Given: City A, City B, and City C are cooperating to build a community center catering to the three cities. Seats on the 8-member committee are assigned according to the populations of the cities. The population of City A is 6204, City B is 4884, and City C is 2112.

(Hint: First apportion for 8 members then apportion for 9 members. If the Alabama paradox occurred, then determine who lost the representative. If the paradox did not occur, then apportion for 10 members. Compare the 9-member committee to the 10-member committee. If the Alabama paradox occurred, then determine who lost the representative. If the paradox did not occur, the apportion for 11 members and continue the process until the paradox occurs.)

Possible Anwsers:
Assignment of 11th seat; City C


Assignment of 10th seat; City C


Assignment of 12th seat; City C


Assignment of 10th seat; City A

Would the answer be, Assignment of 10th seat; City C?

Thanks!

To determine when the Hamilton method gives an Alabama paradox and who lost the representative, we can follow the given instructions and start by increasing the committee size by one seat at a time.

First, let's apportion for an 8-member committee:

1. Calculate the total population: 6204 (City A) + 4884 (City B) + 2112 (City C) = 13,200.
2. Divide each city's population by the total population and multiply by the committee size to get the initial allocations:

City A: (6204 / 13,200) * 8 = 3.8 (round down to 3)
City B: (4884 / 13,200) * 8 = 2.9 (round down to 2)
City C: (2112 / 13,200) * 8 = 1.3 (round down to 1)

So, City A gets 3 seats, City B gets 2 seats, and City C gets 1 seat.

Next, let's apportion for a 9-member committee:

1. Calculate the total population: 6204 (City A) + 4884 (City B) + 2112 (City C) = 13,200.
2. Divide each city's population by the total population and multiply by the committee size to get the allocations:

City A: (6204 / 13,200) * 9 = 4.25 (round down to 4)
City B: (4884 / 13,200) * 9 = 3.33 (round down to 3)
City C: (2112 / 13,200) * 9 = 1.44 (round down to 1)

Now, let's compare the allocations of the 9 and 10-member committees:

For the 9-member committee, City A has 4 seats, City B has 3 seats, and City C has 1 seat.
For the 10-member committee, we need to find the allocations.

1. Calculate the total population: 6204 (City A) + 4884 (City B) + 2112 (City C) = 13,200.
2. Divide each city's population by the total population and multiply by the committee size to get the allocations:

City A: (6204 / 13,200) * 10 = 4.70 (round down to 4)
City B: (4884 / 13,200) * 10 = 3.70 (round down to 3)
City C: (2112 / 13,200) * 10 = 1.60 (round down to 1)
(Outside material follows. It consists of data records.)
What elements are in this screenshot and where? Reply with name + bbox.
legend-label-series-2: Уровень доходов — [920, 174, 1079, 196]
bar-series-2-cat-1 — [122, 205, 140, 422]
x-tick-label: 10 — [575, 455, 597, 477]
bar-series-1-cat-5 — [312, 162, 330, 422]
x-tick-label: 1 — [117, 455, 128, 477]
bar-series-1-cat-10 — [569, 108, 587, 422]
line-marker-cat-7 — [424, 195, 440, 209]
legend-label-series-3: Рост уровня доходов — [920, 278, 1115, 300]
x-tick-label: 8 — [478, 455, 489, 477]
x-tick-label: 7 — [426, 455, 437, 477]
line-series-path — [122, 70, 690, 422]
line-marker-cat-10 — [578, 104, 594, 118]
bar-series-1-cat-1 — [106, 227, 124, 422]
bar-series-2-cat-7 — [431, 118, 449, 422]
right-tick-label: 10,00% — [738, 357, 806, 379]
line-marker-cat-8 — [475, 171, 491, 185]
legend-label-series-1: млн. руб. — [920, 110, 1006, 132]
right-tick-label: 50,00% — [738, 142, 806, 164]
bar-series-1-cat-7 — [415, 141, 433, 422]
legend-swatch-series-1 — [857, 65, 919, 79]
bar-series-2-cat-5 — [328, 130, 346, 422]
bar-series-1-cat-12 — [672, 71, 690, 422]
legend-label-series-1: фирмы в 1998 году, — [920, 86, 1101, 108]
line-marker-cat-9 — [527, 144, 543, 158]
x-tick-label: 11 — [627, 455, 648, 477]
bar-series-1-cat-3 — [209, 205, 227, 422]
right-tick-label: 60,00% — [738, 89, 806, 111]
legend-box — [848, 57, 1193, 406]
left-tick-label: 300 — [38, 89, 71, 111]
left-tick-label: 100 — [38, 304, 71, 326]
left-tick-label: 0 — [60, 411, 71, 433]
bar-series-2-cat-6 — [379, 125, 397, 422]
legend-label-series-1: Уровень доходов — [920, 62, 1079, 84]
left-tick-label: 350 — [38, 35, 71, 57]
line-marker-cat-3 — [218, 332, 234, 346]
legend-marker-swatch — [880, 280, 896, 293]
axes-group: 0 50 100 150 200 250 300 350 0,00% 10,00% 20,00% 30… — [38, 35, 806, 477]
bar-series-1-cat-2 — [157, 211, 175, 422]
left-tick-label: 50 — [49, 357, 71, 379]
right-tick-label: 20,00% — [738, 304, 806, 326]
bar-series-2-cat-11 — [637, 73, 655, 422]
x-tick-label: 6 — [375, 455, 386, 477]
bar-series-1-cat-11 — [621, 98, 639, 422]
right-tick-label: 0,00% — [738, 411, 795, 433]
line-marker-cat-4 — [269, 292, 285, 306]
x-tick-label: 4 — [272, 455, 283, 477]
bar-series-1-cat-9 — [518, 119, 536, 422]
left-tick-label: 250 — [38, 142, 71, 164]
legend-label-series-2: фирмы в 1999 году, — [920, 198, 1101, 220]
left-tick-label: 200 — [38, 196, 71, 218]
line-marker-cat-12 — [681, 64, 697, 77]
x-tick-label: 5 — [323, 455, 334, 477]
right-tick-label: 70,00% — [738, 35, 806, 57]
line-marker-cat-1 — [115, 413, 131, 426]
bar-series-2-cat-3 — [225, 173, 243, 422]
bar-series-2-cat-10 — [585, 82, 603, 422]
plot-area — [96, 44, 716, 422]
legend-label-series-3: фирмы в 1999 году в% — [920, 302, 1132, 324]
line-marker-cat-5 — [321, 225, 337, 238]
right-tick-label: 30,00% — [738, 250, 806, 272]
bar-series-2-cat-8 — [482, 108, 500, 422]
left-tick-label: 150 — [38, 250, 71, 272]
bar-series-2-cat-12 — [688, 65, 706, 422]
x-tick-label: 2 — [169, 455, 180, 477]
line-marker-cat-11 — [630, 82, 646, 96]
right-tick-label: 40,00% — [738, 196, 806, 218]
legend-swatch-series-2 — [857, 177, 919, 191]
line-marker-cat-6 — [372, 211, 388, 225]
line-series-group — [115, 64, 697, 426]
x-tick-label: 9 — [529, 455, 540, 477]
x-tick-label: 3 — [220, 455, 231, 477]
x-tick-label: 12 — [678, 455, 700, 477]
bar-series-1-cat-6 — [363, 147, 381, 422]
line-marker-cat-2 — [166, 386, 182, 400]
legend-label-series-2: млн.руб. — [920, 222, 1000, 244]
From the above calculations, we can see that the allocations remain the same between the 9 and 10-member committees. Therefore, the Alabama paradox does not occur at this stage, and City C does not lose the representative.

To confirm, let's apportion for an 11-member committee:

1. Calculate the total population: 6204 (City A) + 4884 (City B) + 2112 (City C) = 13,200.
2. Divide each city's population by the total population and multiply by the committee size to get the allocations:

City A: (6204 / 13,200) * 11 = 5.28 (round down to 5)
City B: (4884 / 13,200) * 11 = 3.96 (round down to 3)
City C: (2112 / 13,200) * 11 = 1.76 (round down to 1)

From the above calculations, we can see that the allocations have changed, and the Alabama paradox has occurred. In this case, City C loses the representative. Therefore, the correct answer is the "Assignment of 11th seat; City C".

So, to answer your question, the answer is not "Assignment of 10th seat; City C". Instead, it is "Assignment of 11th seat; City C".